Réactions de la France et de l’Allemagne à la guerre totale de la Russie contre l’Ukraine : un fossé transatlantique
Les réactions de la France et de l’Allemagne à la guerre totale de la Russie contre l’Ukraine révèlent des relations profondément différentes avec les États-Unis. Leurs interprétations de l’architecture de la sécurité européenne sont presque diamétralement opposées. Alors que Berlin a conclu que la sécurité européenne doit être construite de manière transatlantique, Paris a vu dans cette guerre une confirmation de son interprétation selon laquelle les Européens doivent être capables de traiter les défis de sécurité indépendamment de Washington.
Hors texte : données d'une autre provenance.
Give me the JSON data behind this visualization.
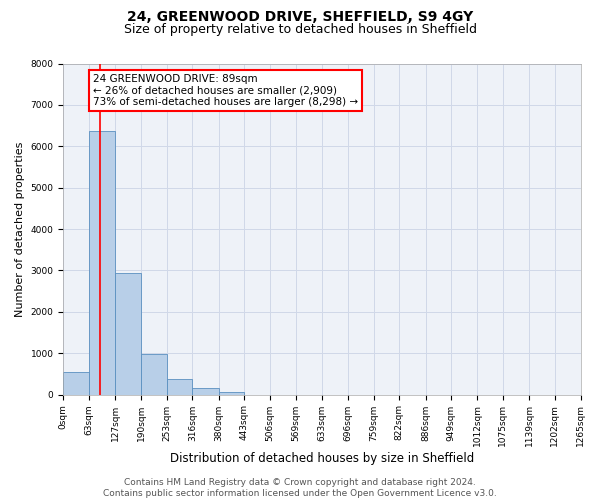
{
  "title": "24, GREENWOOD DRIVE, SHEFFIELD, S9 4GY",
  "subtitle": "Size of property relative to detached houses in Sheffield",
  "xlabel": "Distribution of detached houses by size in Sheffield",
  "ylabel": "Number of detached properties",
  "bar_edges": [
    0,
    63,
    127,
    190,
    253,
    316,
    380,
    443,
    506,
    569,
    633,
    696,
    759,
    822,
    886,
    949,
    1012,
    1075,
    1139,
    1202,
    1265
  ],
  "bar_heights": [
    550,
    6380,
    2930,
    970,
    370,
    150,
    70,
    0,
    0,
    0,
    0,
    0,
    0,
    0,
    0,
    0,
    0,
    0,
    0,
    0
  ],
  "bar_color": "#b8cfe8",
  "bar_edgecolor": "#5a8fc0",
  "property_line_x": 89,
  "property_line_color": "red",
  "annotation_box_text": "24 GREENWOOD DRIVE: 89sqm\n← 26% of detached houses are smaller (2,909)\n73% of semi-detached houses are larger (8,298) →",
  "annotation_box_color": "red",
  "annotation_box_facecolor": "white",
  "ylim": [
    0,
    8000
  ],
  "yticks": [
    0,
    1000,
    2000,
    3000,
    4000,
    5000,
    6000,
    7000,
    8000
  ],
  "tick_labels": [
    "0sqm",
    "63sqm",
    "127sqm",
    "190sqm",
    "253sqm",
    "316sqm",
    "380sqm",
    "443sqm",
    "506sqm",
    "569sqm",
    "633sqm",
    "696sqm",
    "759sqm",
    "822sqm",
    "886sqm",
    "949sqm",
    "1012sqm",
    "1075sqm",
    "1139sqm",
    "1202sqm",
    "1265sqm"
  ],
  "grid_color": "#d0d8e8",
  "bg_color": "#eef2f8",
  "footer_text": "Contains HM Land Registry data © Crown copyright and database right 2024.\nContains public sector information licensed under the Open Government Licence v3.0.",
  "title_fontsize": 10,
  "subtitle_fontsize": 9,
  "xlabel_fontsize": 8.5,
  "ylabel_fontsize": 8,
  "tick_fontsize": 6.5,
  "footer_fontsize": 6.5,
  "annot_fontsize": 7.5
}
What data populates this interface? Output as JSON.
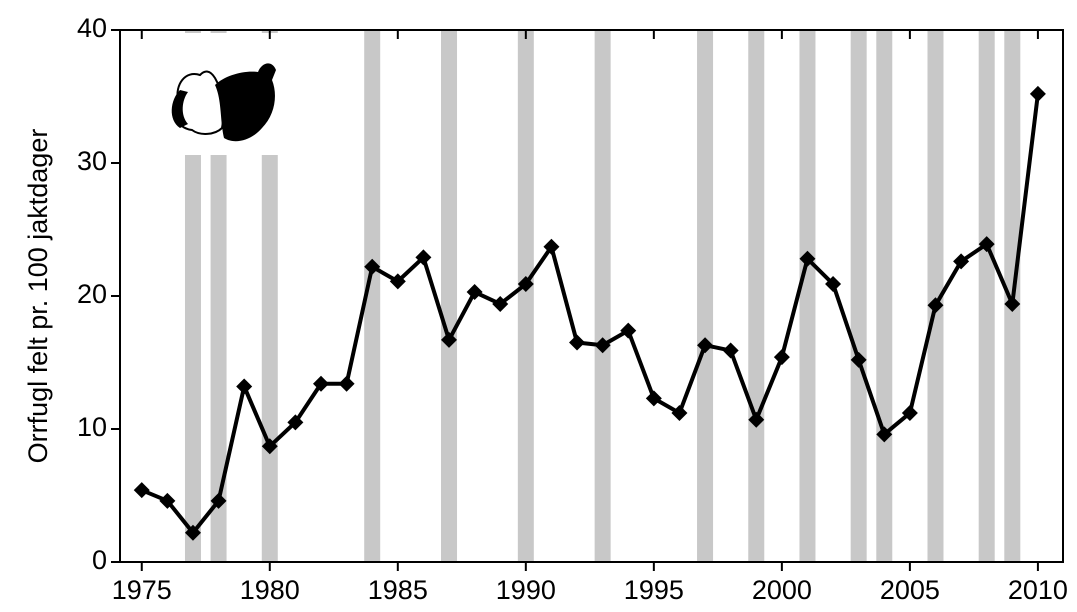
{
  "chart_data": {
    "type": "line",
    "y_label": "Orrfugl felt pr. 100 jaktdager",
    "x": [
      1975,
      1976,
      1977,
      1978,
      1979,
      1980,
      1981,
      1982,
      1983,
      1984,
      1985,
      1986,
      1987,
      1988,
      1989,
      1990,
      1991,
      1992,
      1993,
      1994,
      1995,
      1996,
      1997,
      1998,
      1999,
      2000,
      2001,
      2002,
      2003,
      2004,
      2005,
      2006,
      2007,
      2008,
      2009,
      2010
    ],
    "values": [
      5.4,
      4.6,
      2.2,
      4.6,
      13.2,
      8.7,
      10.5,
      13.4,
      13.4,
      22.2,
      21.1,
      22.9,
      16.7,
      20.3,
      19.4,
      20.9,
      23.7,
      16.5,
      16.3,
      17.4,
      12.3,
      11.2,
      16.3,
      15.9,
      10.7,
      15.4,
      22.8,
      20.9,
      15.2,
      9.6,
      11.2,
      19.3,
      22.6,
      23.9,
      19.4,
      35.2
    ],
    "color": "#000000",
    "shaded_years": [
      1977,
      1978,
      1980,
      1984,
      1987,
      1990,
      1993,
      1997,
      1999,
      2001,
      2003,
      2004,
      2006,
      2008,
      2009
    ],
    "shade_color": "#c8c8c8",
    "xlim": [
      1974.15,
      2010.98
    ],
    "xticks": [
      1975,
      1980,
      1985,
      1990,
      1995,
      2000,
      2005,
      2010
    ],
    "ylim": [
      0,
      40
    ],
    "yticks": [
      0,
      10,
      20,
      30,
      40
    ]
  }
}
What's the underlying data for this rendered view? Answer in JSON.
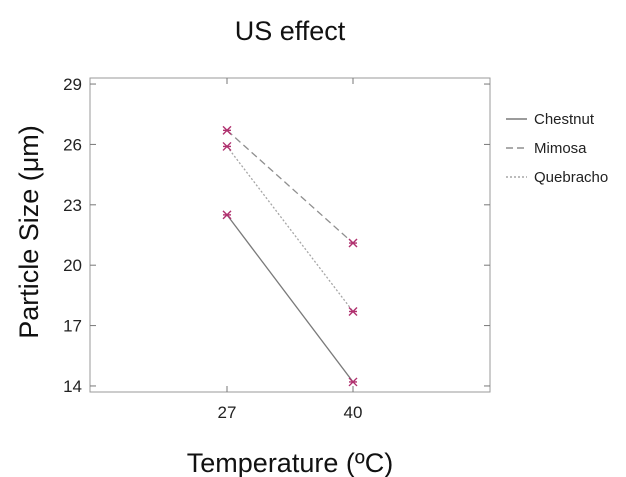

L’impact de la réélection de Donald Trump
La réélection de Donald Trump représente un défi majeur pour les deux pays, car chacun doit repenser profondément sa relation avec les États-Unis et ses relations transatlantiques en général. L’étendue du retrait américain de la sécurité européenne reste à définir, mais ce sera un défi similaire pour Paris et Berlin.
Continuité historique des relations
Les divergences dans les relations de l’Allemagne et de la France avec les États-Unis sont restées remarquablement stables depuis la fin de la Seconde Guerre mondiale. La politique étrangère et de sécurité de l’Allemagne a été façonnée par la division du pays et le réarmement des forces armées fédérales au sein de l’OTAN dans les années 1950. En revanche, la différenciation par rapport aux États-Unis et à l’Occident est devenue un fil conducteur de la politique étrangère française, catalysée par des tensions sur la stratégie de la guerre d’Indochine, la crise de Suez et la signature des accords d’Évian. Une fois que Paris a développé une capacité nucléaire autonome, le retrait du commandement militaire de l’OTAN a scellé le chemin particulier de la France.
Les principes clés de la politique étrangère
Tandis que “jamais plus” et “plus jamais seuls” sont devenus des principes directeurs de la politique étrangère allemande au cours des décennies suivantes, l’idée de souveraineté reste un concept clé de la politique étrangère française. Lorsqu’il est arrivé au pouvoir en 2017, le président français Macron a tenté de “europeaniser” la compréhension française de la souveraineté européenne. De son discours à la Sorbonne en 2017 à celui à l’École de guerre en 2020, et son deuxième discours à la Sorbonne en 2024, Macron a de plus en plus appelé les Européens à renforcer leur autonomie face aux changements dans l’ordre mondial. Ces appels ont également mis en avant l’importance de l’indépendance vis-à-vis des États-Unis.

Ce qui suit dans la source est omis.